Center for Nanomedicine and Department of Anesthesiology, Brigham and Women's Hospital, Harvard Medical School, 60 Fenwood Road, Boston, MA, 02115, United States; KAIST Institute for the BioCentury, Department of Biological Sciences, Korea Advanced Institute of Science and Technology, 291 Daehak-ro, Daejeon, 34141, South Korea.
Center for Nanomedicine and Department of Anesthesiology, Brigham and Women's Hospital, Harvard Medical School, 60 Fenwood Road, Boston, MA, 02115, United States.
Biomaterials. 2017 Apr;123:118-126. doi: 10.1016/j.biomaterials.2017.01.040. Epub 2017 Jan 31.
Although PEGylated liposomes (PEG-LS) have been intensively studied as drug-delivery vehicles, the rigidity and the hydrophilic PEG corona of liposomal membranes often limits cellular uptake, resulting in insufficient drug delivery to target cells. Thus, it is necessary to develop a new type of lipid-based self-assembled nanoparticles capable of enhanced cellular uptake, tissue penetration, and drug release than conventional PEGylated liposomes. Herein, we describe a simple modification of bicellar formulation in which the addition of a PEGylated phospholipid produced a dramatic physicochemical change in morphology, i.e., the disc-shaped bicelle became a uniformly distributed ultra-small (∼12 nm) spherical micelle. The transformed lipid-based nanoparticles, which we termed hyper-cell-permeable micelles (HCPMi), demonstrated not only prolonged stability in serum but also superior cellular and tumoral uptake compared to a conventional PEGylated liposomal system (PEG-LS). In addition, HCPMi showed rapid cellular uptake and subsequent cargo release into the cytoplasm of cancer cells.
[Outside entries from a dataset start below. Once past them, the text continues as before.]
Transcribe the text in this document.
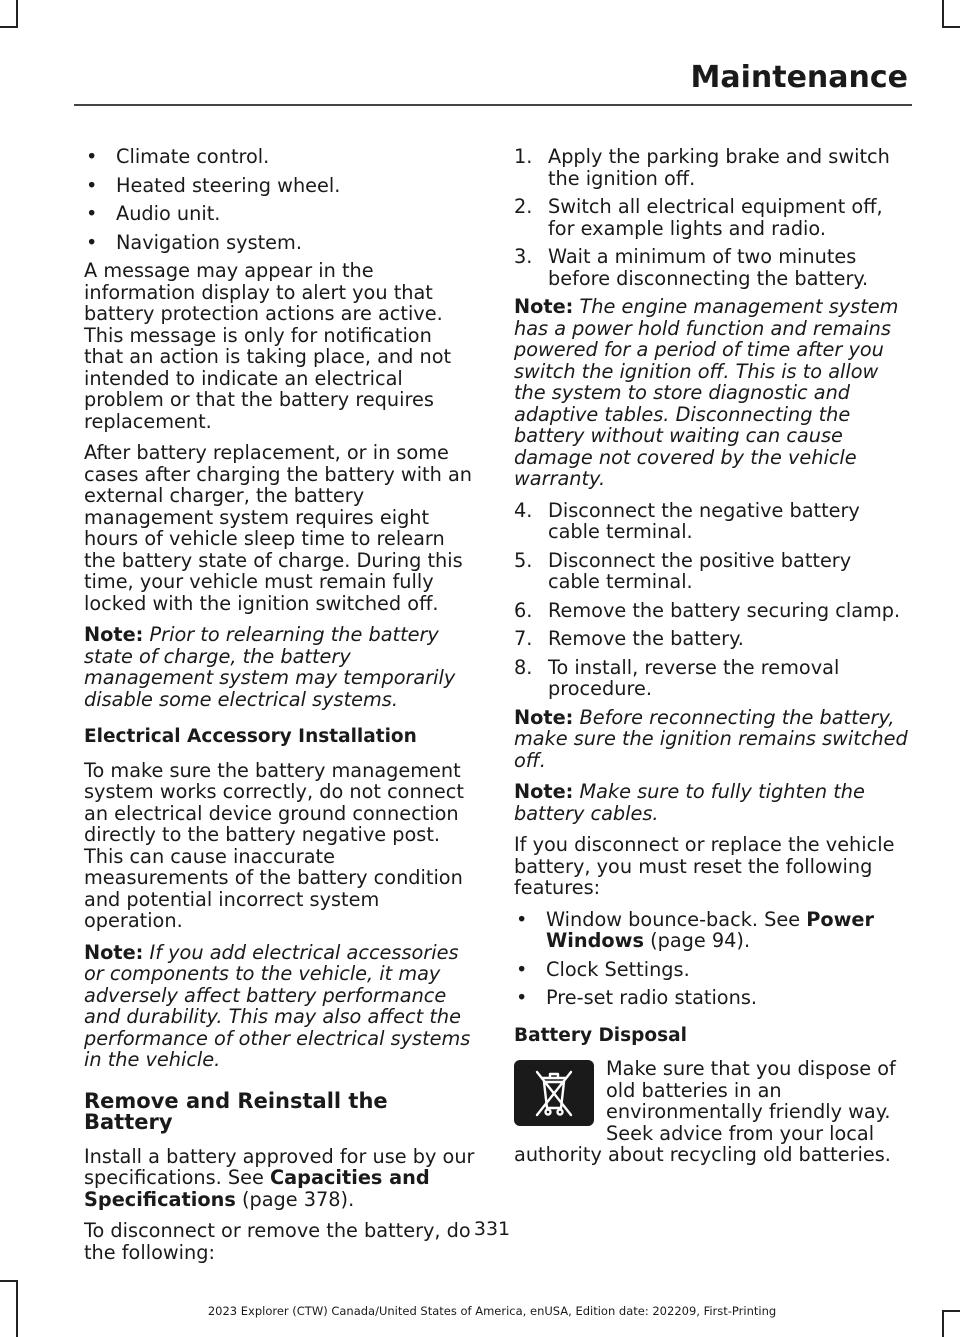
Maintenance
• Climate control.
• Heated steering wheel.
• Audio unit.
• Navigation system.

A message may appear in the information display to alert you that battery protection actions are active. This message is only for notification that an action is taking place, and not intended to indicate an electrical problem or that the battery requires replacement.

After battery replacement, or in some cases after charging the battery with an external charger, the battery management system requires eight hours of vehicle sleep time to relearn the battery state of charge. During this time, your vehicle must remain fully locked with the ignition switched off.

Note: Prior to relearning the battery state of charge, the battery management system may temporarily disable some electrical systems.

Electrical Accessory Installation

To make sure the battery management system works correctly, do not connect an electrical device ground connection directly to the battery negative post. This can cause inaccurate measurements of the battery condition and potential incorrect system operation.

Note: If you add electrical accessories or components to the vehicle, it may adversely affect battery performance and durability. This may also affect the performance of other electrical systems in the vehicle.

Remove and Reinstall the Battery

Install a battery approved for use by our specifications. See Capacities and Specifications (page 378).

To disconnect or remove the battery, do the following:

1. Apply the parking brake and switch the ignition off.
2. Switch all electrical equipment off, for example lights and radio.
3. Wait a minimum of two minutes before disconnecting the battery.

Note: The engine management system has a power hold function and remains powered for a period of time after you switch the ignition off. This is to allow the system to store diagnostic and adaptive tables. Disconnecting the battery without waiting can cause damage not covered by the vehicle warranty.

4. Disconnect the negative battery cable terminal.
5. Disconnect the positive battery cable terminal.
6. Remove the battery securing clamp.
7. Remove the battery.
8. To install, reverse the removal procedure.

Note: Before reconnecting the battery, make sure the ignition remains switched off.

Note: Make sure to fully tighten the battery cables.

If you disconnect or replace the vehicle battery, you must reset the following features:

• Window bounce-back. See Power Windows (page 94).
• Clock Settings.
• Pre-set radio stations.
Battery Disposal

Make sure that you dispose of old batteries in an environmentally friendly way. Seek advice from your local authority about recycling old batteries.

331

2023 Explorer (CTW) Canada/United States of America, enUSA, Edition date: 202209, First-Printing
Cells treated with HCPMi loaded with docetaxel (DTX) had an IC value of 0.16 μM, compared with 0.78 μM with PEG-LS loaded with DTX, a nearly five-fold decrease in cell viability, indicating excellent efficiency in HCPMi uptake and release. In vivo tumor imaging analysis indicated that HCPMi penetrated deep into the tumor core and achieved greater uptake than PEG-LS. Results of HCPMi (DTX) treatment of allograft and xenograft mice in vivo showed high tumoral uptake and appreciable tumor retardation, with ∼70% tumor weight reduction in the SCC-7 allograft model. Taken together, these findings indicate that HCPMi could be developed further as a highly competent lipid-based drug-delivery system.
虽然聚乙二醇化脂质体(PEG-LS)已被广泛研究作为药物递送载体,但脂质体膜的刚性和亲水性 PEG 冠常常限制细胞摄取,导致药物向靶细胞的递送不足。因此,有必要开发一种新型的基于脂质的自组装纳米颗粒,其具有比传统 PEG-LS 更高的细胞摄取、组织穿透和药物释放能力。在这里,我们描述了一种简单的双分子层制剂的修饰方法,即在其中添加 PEG 化磷脂会导致形态发生剧烈的物理化学变化,即盘状双分子层变成均匀分布的超小(约 12nm)球形胶束。我们将这种转化后的基于脂质的纳米颗粒称为超细胞渗透性胶束(HCPMi),与传统的 PEG 化脂质体系统(PEG-LS)相比,HCPMi 不仅在血清中表现出更长的稳定性,而且还具有更好的细胞和肿瘤摄取能力。此外,HCPMi 显示出快速的细胞摄取和随后的货物释放到癌细胞的细胞质中。用载有多西紫杉醇(DTX)的 HCPMi 处理的细胞的 IC 值为 0.16μM,而载有 DTX 的 PEG-LS 的 IC 值为 0.78μM,细胞活力降低近五倍,表明 HCPMi 的摄取和释放效率非常高。体内肿瘤成像分析表明,HCPMi 能够深入肿瘤核心并实现比 PEG-LS 更高的摄取。体内异体移植和异种移植小鼠的 HCPMi(DTX)治疗结果表明,HCPMi 具有很高的肿瘤摄取能力和明显的肿瘤抑制作用,在 SCC-7 异体移植模型中肿瘤重量减轻约 70%。综上所述,这些发现表明 HCPMi 可以进一步开发成为一种高效的基于脂质的药物递送系统。